The Integrated Accountability and Collaborative Transparency Program
We Act Because We Care
Mission Statement: To provide a safe and supportive resolution process that values transparency and early disclosure of medical errors for patients, doctors, and healthcare organizations so that physical, emotional, and financial stress for all parties will be minimized.
The Integrated Accountability and Collaborative Transparency Program (IACT) was developed as a pathway to medical disclosure and transparency in resolving patient/provider conflicts resulting from medical error. The IACT Program provides a formal process that is supportive and healing for patients, families and medical personnel through the use of skilled Collaborative Law attorneys and neutral medical experts who are dedicated to the peaceful, non-adversarial, and cooperative resolution of conflict.
When unexpected adverse outcomes occur, the IACT Program provides a safe and effective process for understanding and resolving complex issues through interest-based negotiations without increasing the likelihood of malpractice lawsuits. The results are increased healthcare quality and reduced costs to the medical system through improved processes and system design.
In addition, cost savings are achieved through decreased dollars spent in the practice of defensive medicine, in the expense of treating medical errors, and in the costs associated with medical malpractice litigation.
Our Values
Communication and trust in the doctor-patient relationship
The commitment to transparency and honesty
The patient's right to be informed about their care from initial consent to final outcome, whether good or bad
Efforts to address the needs of the 99 percent of patients not currently compensated for the medical harms they have incurred
The commitment to improve patient safety through disclosure of errors and near misses
The commitment to develop healthcare quality metrics to enhance efforts at improving quality of care in our country
The dedication of the medical community to give the best care possible to the patients they serve
Efforts to inform those patients who may or may not have been harmed but still need information about what happened to them when there is an unexpected bad outcome in their care or treatment
We seek to provide a process that gives providers an opportunity to repair relationships with patients and their families by reducing the emotional burden these providers carry about their Patients' bad outcomes
Goals
To provide an alternative to our current tort litigation system which will meet the needs of:
Patients for full disclosure, understanding, and in appropriate cases, an apology and compensation
Physicians to proactively address issues and communicate with their patients in a safe and effective way so that both the physician and patient can gain closure
Healthcare Organizations to learn from errors and near misses to improve systems and processes in healthcare delivery
Society to simultaneously increase patient safety and reduce costs
How IACT Works
This innovative approach to conflict resolution in the medical malpractice context combines two successful approaches from different dispute resolution areas, the "disclosure-and-offer" model from health care and "Collaborative Law" from family law.

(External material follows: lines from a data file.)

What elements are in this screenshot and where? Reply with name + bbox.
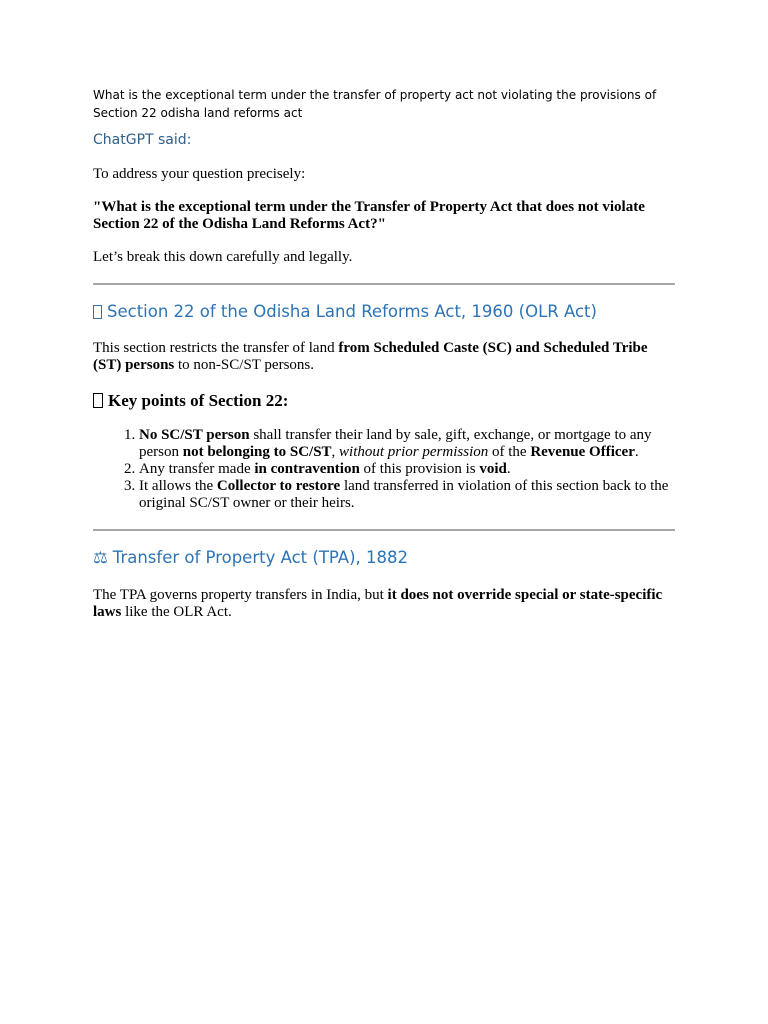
missing-glyph-box-icon <box>93 301 102 323</box>
text-run: The TPA governs property transfers in India, but <box>93 587 388 603</box>
text-run: shall transfer their land by sale, gift, exchange, or mortgage to any person <box>139 427 652 460</box>
section-divider <box>93 283 675 285</box>
missing-glyph-box-icon <box>93 393 103 408</box>
intro-text: To address your question precisely: <box>93 166 306 182</box>
section-22-heading-text: Section 22 of the Odisha Land Reforms Act, 1960 (OLR Act) <box>107 302 597 321</box>
section-divider <box>93 529 675 531</box>
key-points-heading-text: Key points of Section 22: <box>108 391 289 410</box>
text-run: Any transfer made <box>139 461 255 477</box>
text-run: to non-SC/ST persons. <box>174 357 315 373</box>
bold-run: in contravention <box>254 461 360 477</box>
key-points-heading <box>93 391 675 411</box>
section-22-paragraph <box>93 340 675 374</box>
restated-question-text: "What is the exceptional term under the Transfer of Property Act that does not violate Section 22 of the Odisha Land Reforms Act?" <box>93 199 645 232</box>
text-run: . <box>634 444 639 460</box>
key-points-list <box>93 427 675 512</box>
restated-question <box>93 199 675 233</box>
tpa-heading <box>93 547 675 569</box>
list-item <box>139 478 675 512</box>
bold-run: No SC/ST person <box>139 427 250 443</box>
text-run: It allows the <box>139 478 217 494</box>
breakdown-text: Let’s break this down carefully and legally. <box>93 249 353 265</box>
list-item <box>139 427 675 461</box>
text-run: , <box>331 444 340 460</box>
bold-run: Revenue Officer <box>530 444 635 460</box>
text-run: of the <box>488 444 531 460</box>
text-run: like the OLR Act. <box>121 604 232 620</box>
bold-run: it does not override special or state-specific laws <box>93 587 663 620</box>
text-run: This section restricts the transfer of land <box>93 340 339 356</box>
section-22-heading <box>93 301 675 323</box>
italic-run: without prior permission <box>339 444 489 460</box>
user-question: What is the exceptional term under the transfer of property act not violating the provisions of Section 22 odisha land reforms act <box>93 88 657 120</box>
bold-run: void <box>479 461 507 477</box>
document-page <box>93 86 675 621</box>
chatgpt-label: ChatGPT said: <box>93 132 192 148</box>
scales-icon: ⚖ <box>93 548 108 567</box>
bold-run: from Scheduled Caste (SC) and Scheduled Tribe (ST) persons <box>93 340 648 373</box>
text-run: . <box>506 461 511 477</box>
bold-run: Collector to restore <box>216 478 341 494</box>
bold-run: not belonging to SC/ST <box>182 444 332 460</box>
tpa-heading-text: Transfer of Property Act (TPA), 1882 <box>112 548 409 567</box>
tpa-paragraph <box>93 587 675 621</box>
text-run: of this provision is <box>359 461 480 477</box>
list-item <box>139 461 675 478</box>
text-run: land transferred in violation of this section back to the original SC/ST owner or their heirs. <box>139 478 669 511</box>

Collaborative Law encourages improved relationships between the parties by allowing personal discussions, opening the lines of communication, and facilitating examination of the underlying causes of the dispute. Collaborative Law is completely non-adversarial and is different from mediation in its process, its tone and its scope. It seeks not only settlement but also healing and understanding. Collaborative Law has been extremely successful in the realm of family law, and is now expanding its methods and philosophy to general civil and contractual disputes. Its application to the field of medical malpractice will be ground-breaking and transformative.
Participation in IACT is voluntary, and the parties retain the right to move their dispute into the court system should they choose to withdraw from the process.